7. Les deux conditions posées par l’article L. 521-1 du code de justice administrative étant remplies, il y a lieu de suspendre l’exécution de la décision attaquée.
Sur les conclusions à fin d’injonction sous astreinte :
8. L’exécution de la présente ordonnance implique nécessairement que le préfet des Hauts-de-Seine procède à un nouvel examen de la demande de la requérante dans un délai de quinze jours à compter de la mise à disposition de l’ordonnance et lui délivre, dans un délai de six jours à compter de cette mise à disposition, un document provisoire de séjour l’autorisant à travailler valable pendant la durée de ce réexamen.
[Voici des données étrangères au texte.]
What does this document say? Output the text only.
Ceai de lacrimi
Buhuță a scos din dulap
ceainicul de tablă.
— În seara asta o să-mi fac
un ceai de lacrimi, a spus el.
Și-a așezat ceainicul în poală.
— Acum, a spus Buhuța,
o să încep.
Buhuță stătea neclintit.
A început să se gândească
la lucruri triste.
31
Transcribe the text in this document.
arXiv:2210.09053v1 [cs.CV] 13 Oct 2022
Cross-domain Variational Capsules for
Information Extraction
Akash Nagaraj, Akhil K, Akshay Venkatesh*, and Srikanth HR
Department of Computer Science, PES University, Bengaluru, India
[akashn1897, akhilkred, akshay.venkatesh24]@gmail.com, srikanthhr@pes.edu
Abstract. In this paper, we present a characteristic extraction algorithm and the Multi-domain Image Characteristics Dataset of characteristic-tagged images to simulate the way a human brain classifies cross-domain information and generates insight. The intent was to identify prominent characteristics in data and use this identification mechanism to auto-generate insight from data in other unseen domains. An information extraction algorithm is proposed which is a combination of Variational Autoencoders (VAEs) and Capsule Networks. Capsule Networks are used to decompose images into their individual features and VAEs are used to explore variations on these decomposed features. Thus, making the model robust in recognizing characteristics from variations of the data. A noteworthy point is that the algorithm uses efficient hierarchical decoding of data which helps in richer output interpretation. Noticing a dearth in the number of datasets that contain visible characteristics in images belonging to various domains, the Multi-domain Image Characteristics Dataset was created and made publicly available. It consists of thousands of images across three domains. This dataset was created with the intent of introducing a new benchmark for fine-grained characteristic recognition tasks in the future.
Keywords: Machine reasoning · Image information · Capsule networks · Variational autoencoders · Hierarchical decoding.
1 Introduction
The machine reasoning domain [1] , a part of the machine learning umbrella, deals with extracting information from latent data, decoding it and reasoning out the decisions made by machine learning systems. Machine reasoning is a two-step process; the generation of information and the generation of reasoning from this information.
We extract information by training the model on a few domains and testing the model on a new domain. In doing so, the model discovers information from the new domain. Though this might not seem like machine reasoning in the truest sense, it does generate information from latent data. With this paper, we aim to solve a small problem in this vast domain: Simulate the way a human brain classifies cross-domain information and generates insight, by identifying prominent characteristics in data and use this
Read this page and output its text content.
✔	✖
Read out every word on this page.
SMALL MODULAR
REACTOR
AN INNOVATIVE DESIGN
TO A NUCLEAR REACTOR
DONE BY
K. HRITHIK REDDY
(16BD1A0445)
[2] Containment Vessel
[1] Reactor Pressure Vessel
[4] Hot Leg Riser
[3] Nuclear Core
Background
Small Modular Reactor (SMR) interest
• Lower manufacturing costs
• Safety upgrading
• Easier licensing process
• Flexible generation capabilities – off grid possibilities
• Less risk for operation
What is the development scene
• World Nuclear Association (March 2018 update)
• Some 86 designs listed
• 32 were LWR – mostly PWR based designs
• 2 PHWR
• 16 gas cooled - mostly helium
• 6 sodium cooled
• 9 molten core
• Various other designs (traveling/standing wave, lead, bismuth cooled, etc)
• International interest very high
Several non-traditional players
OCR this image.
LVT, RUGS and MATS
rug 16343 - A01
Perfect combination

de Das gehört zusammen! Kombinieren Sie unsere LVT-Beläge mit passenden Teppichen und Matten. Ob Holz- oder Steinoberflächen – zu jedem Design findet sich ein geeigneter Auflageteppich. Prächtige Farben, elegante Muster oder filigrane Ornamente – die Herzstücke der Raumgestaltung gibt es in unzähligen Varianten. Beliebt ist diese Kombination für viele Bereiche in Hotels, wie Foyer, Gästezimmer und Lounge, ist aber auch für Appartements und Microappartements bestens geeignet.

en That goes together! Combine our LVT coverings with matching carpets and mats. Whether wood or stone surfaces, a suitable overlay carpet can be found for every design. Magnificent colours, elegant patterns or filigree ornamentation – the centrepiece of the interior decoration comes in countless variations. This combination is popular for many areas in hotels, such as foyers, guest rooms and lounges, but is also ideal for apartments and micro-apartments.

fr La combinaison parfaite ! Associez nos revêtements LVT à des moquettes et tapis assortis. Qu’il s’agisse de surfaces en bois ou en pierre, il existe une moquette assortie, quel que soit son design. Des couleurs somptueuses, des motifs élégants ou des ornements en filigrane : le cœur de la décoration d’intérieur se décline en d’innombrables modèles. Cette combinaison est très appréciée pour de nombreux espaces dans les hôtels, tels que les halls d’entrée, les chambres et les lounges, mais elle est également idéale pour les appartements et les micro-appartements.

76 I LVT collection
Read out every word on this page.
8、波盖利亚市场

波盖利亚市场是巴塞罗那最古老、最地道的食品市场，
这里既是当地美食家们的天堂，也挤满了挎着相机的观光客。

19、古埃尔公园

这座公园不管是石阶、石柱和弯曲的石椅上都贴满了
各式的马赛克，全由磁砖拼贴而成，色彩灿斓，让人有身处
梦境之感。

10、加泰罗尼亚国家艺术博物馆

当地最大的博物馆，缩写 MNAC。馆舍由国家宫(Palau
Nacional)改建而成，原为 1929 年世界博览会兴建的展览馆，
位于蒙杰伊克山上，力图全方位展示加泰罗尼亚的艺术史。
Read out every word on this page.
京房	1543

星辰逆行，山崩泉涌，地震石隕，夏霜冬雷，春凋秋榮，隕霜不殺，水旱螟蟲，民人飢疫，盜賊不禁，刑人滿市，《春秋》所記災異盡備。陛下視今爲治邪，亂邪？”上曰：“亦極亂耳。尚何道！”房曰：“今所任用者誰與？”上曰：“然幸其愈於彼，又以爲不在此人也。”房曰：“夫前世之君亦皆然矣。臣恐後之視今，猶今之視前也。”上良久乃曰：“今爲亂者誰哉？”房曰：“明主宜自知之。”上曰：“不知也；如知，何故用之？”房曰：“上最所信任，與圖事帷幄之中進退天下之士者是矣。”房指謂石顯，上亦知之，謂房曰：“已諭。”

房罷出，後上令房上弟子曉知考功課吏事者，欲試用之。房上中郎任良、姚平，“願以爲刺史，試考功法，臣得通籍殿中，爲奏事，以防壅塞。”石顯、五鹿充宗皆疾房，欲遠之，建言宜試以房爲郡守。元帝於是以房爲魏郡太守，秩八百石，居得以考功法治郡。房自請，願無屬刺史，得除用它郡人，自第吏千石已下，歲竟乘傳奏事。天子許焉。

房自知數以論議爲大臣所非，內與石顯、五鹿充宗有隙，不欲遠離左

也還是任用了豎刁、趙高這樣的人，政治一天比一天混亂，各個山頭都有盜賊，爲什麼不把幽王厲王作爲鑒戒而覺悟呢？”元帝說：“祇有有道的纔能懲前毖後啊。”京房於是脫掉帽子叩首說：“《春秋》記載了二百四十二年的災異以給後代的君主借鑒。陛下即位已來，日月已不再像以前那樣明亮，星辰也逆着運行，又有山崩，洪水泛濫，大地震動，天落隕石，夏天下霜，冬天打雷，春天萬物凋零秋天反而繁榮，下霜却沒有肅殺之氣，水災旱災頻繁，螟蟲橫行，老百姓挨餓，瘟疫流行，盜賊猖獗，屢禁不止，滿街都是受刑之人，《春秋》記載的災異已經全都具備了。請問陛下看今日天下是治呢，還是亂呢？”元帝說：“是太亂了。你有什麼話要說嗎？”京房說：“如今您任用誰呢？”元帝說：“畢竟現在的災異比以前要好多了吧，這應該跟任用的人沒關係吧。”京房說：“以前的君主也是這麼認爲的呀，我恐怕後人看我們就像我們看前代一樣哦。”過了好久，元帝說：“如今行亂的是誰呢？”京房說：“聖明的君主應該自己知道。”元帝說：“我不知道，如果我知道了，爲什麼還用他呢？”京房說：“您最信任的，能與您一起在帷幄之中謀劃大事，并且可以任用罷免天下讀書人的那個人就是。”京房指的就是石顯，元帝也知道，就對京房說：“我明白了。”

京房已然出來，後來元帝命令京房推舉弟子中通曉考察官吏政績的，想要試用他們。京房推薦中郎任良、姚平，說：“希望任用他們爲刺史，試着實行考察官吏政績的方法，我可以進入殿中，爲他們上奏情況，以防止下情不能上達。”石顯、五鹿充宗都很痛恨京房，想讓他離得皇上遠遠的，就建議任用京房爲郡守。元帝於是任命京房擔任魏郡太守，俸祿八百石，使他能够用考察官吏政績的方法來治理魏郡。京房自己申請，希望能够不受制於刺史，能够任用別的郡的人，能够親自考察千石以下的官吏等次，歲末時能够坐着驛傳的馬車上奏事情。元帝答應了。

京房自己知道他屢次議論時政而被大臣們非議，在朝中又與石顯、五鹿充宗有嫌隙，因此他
Il n’y a pas lieu, en revanche, d’assortir cette injonction d’une astreinte.
Sur les frais liés au litige :
9. Il y a lieu, dans les circonstances de l’espèce, sous réserve que Me Victor renonce à percevoir la somme correspondant à la part contributive de l’Etat et sous réserve de l’admission définitive de sa cliente à l’aide juridictionnelle, de mettre à la charge de l’Etat le versement à Me Victor de la somme de 1 200 euros en application de l’article 37 de la loi du 10 juillet 1991. Dans le cas où l’aide juridictionnelle ne serait pas accordée à la requérante, la somme de 1 200 euros lui sera versée directement.
O R D O N N E :
Article 1er : Mme B est admise au bénéfice de l’aide juridictionnelle provisoire.
Article 2 : L’exécution de la décision implicite par laquelle le préfet des Hauts-de-Seine a refusé de renouveler la carte de séjour de Mme B est suspendue jusqu’à ce qu’il soit statué au fond sur sa légalité.
Article 3 : Il est enjoint au préfet des Hauts-de-Seine de réexaminer la situation de la requérante dans un délai de quinze jours à compter de la mise à disposition de la présente ordonnance et de lui délivrer un document provisoire de séjour l’autorisant à travailler valable jusqu’à ce qu’il soit procédé au réexamen de sa situation, dans un délai de six jours à compter de cette mise à disposition.
Article 4 : Sous réserve de l’admission définitive de Mme B à l’aide juridictionnelle et sous réserve que Me Victor renonce à percevoir la somme correspondant à la part contributive de l’Etat, l’Etat versera au conseil de la requérante une somme de 1 200 euros en application de l’article 37 de la loi du 10 juillet 1991. Dans le cas où l’aide juridictionnelle ne serait pas accordée à l’intéressée, la somme de 1 200 euros lui sera versée directement.
Article 5 : La présente ordonnance sera notifiée à Mme C B et au ministre de l’intérieur.
Copie en sera adressée au préfet des Hauts-de-Seine.
Fait à Cergy, le 2 septembre 2025.
La juge des référés,
signé
L. A
La République mande et ordonne au préfet des Hauts-de-Seine en ce qui le concerne ou à tous commissaires de justice à ce requis en ce qui concerne les voies de droit commun contre les parties privées, de pourvoir à l’exécution de la présente décision.